From Ryan Gilbey’s Guardian 1.29.17 review of Woody Harrelson‘s Lost in London: “Even at its liveliest, cinema can only ever be a refrigerated medium, relaying images to us that were shot months, years even decades earlier. But this week there was an exception to that rule. Woody Harrelson’s directorial debut, Lost in London, was broadcast live to more than 500 cinemas in the US, and one in the UK, as it was being filmed on the streets of the capital at 2 am on Friday.
“As if that were not impressive enough, the picture was shot in a single unbroken 100-minute take with a cast of 30 (plus hundreds of extras) in 14 locations, two black cabs, one police vehicle and a VW camper van festooned with fairy lights.
“Actors who try their hand as a director typically start off with something small-scale — a sensitive coming-of-age story, say, such as Jodie Foster’s Little Man Tate or Robert De Niro’s A Bronx Tale.

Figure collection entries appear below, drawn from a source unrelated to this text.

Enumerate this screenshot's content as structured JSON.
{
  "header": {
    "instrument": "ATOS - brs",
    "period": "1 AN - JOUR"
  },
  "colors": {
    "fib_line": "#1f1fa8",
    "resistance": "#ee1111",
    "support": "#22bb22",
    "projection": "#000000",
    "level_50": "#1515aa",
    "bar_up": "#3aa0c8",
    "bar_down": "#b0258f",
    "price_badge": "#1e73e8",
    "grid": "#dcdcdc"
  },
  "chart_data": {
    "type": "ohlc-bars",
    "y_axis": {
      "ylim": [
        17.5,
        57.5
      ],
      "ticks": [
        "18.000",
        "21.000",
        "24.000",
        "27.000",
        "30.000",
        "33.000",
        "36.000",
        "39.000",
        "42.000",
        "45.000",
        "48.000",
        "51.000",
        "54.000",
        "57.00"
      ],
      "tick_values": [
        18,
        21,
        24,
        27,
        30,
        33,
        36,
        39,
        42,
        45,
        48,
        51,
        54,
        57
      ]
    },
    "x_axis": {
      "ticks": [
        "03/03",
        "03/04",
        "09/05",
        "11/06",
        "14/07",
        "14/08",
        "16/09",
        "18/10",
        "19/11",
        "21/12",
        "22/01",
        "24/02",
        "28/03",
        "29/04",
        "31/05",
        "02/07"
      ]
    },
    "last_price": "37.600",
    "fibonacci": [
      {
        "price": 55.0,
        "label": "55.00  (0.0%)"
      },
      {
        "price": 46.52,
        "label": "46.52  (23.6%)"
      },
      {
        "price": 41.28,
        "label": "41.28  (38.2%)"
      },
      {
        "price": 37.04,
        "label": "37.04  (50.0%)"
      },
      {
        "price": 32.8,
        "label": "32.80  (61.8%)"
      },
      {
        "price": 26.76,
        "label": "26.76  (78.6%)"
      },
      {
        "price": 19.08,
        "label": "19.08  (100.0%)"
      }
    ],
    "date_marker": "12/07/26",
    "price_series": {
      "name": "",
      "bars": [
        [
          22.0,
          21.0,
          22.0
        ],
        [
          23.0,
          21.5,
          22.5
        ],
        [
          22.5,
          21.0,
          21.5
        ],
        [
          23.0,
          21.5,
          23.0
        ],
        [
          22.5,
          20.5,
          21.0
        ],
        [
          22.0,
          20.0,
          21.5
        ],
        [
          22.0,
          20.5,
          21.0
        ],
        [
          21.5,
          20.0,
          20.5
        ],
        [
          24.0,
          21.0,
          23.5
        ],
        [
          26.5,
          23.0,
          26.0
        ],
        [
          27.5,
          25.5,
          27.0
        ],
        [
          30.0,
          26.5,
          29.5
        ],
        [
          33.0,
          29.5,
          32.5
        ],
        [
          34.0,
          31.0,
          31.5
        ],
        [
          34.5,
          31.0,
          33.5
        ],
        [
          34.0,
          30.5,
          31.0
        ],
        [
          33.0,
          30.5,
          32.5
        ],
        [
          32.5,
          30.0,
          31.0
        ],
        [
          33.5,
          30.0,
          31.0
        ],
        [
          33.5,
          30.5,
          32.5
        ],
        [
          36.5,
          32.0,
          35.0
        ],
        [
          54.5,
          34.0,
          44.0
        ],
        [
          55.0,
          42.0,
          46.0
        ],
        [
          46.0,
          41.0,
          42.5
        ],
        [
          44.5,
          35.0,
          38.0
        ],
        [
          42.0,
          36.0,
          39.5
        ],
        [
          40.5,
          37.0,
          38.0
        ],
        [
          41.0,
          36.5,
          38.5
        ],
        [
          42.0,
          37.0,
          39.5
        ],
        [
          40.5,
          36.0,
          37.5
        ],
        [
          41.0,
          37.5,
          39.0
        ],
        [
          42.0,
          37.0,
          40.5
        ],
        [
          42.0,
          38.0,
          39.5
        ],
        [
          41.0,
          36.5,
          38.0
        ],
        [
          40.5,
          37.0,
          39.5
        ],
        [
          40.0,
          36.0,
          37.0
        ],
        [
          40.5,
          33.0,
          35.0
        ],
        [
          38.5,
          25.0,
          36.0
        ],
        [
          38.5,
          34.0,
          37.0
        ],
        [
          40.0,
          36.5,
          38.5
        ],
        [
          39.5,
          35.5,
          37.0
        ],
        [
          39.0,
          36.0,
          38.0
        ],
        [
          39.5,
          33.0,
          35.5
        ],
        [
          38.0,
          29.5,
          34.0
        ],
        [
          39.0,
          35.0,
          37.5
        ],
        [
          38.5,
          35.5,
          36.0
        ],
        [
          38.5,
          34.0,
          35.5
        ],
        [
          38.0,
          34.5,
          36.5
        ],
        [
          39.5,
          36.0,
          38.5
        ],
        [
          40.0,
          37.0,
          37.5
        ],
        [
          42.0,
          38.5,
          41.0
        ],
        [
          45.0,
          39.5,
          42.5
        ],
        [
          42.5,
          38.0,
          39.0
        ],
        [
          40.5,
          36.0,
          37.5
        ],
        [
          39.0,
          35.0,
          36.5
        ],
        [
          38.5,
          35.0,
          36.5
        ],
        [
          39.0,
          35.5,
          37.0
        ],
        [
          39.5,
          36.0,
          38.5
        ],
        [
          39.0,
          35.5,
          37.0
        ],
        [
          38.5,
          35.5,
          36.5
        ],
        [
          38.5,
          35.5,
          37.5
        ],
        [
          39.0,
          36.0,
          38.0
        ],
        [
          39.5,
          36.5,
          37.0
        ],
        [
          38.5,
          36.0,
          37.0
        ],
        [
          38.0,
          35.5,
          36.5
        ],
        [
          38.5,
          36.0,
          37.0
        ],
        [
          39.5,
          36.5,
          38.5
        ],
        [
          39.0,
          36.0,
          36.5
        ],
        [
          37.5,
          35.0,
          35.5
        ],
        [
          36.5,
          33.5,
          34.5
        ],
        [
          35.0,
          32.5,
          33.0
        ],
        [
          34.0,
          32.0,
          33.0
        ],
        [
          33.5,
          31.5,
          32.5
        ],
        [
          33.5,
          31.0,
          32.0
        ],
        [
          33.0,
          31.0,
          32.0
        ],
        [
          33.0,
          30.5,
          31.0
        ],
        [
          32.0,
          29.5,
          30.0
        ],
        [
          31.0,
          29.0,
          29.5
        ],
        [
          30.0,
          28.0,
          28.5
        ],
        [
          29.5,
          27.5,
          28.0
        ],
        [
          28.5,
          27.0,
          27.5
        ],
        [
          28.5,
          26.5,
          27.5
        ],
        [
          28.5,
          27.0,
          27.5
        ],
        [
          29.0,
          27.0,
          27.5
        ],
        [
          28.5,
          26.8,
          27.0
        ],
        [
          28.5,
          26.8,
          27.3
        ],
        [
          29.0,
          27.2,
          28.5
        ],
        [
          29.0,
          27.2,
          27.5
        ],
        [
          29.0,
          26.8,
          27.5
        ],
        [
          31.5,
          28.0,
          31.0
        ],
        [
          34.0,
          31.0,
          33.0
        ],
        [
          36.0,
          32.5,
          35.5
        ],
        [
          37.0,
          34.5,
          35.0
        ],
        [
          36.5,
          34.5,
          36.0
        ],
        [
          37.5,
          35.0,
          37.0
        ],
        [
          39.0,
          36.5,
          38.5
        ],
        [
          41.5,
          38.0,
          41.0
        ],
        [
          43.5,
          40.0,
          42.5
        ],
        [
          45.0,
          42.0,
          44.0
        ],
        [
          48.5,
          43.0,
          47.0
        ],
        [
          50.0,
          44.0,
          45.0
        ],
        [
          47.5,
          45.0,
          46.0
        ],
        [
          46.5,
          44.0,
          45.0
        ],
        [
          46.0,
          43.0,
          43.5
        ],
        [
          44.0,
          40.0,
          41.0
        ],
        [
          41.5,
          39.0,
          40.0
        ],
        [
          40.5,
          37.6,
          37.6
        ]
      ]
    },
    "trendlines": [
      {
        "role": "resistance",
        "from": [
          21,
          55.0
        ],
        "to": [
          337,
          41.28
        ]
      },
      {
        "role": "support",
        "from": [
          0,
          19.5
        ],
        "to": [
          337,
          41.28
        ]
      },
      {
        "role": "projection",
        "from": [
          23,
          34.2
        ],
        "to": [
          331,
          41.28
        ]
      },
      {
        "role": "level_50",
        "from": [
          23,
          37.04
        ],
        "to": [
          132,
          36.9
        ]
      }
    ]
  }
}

With Lost in London, Harrelson went as far in the opposite direction as one can imagine. This was edge-of-the-seat, seat-of-the-pants film-making. He didn’t just jump in at the deep end: he did so into shark-filled waters.”
From Wiki page: “The idea for Lost in London came from Harrelson’s actual experience in 2002, when he visited a Soho club called Chinawhite. He broke an ashtray in a London taxicab, which led to him being chased by police in a different taxicab, and then spending a night in jail. The film was shot and screened live in select theaters on 1.19.17, or just before Harrelson’s appearance in Sundance with Wilson. It was the first time a film was broadcast live into theaters.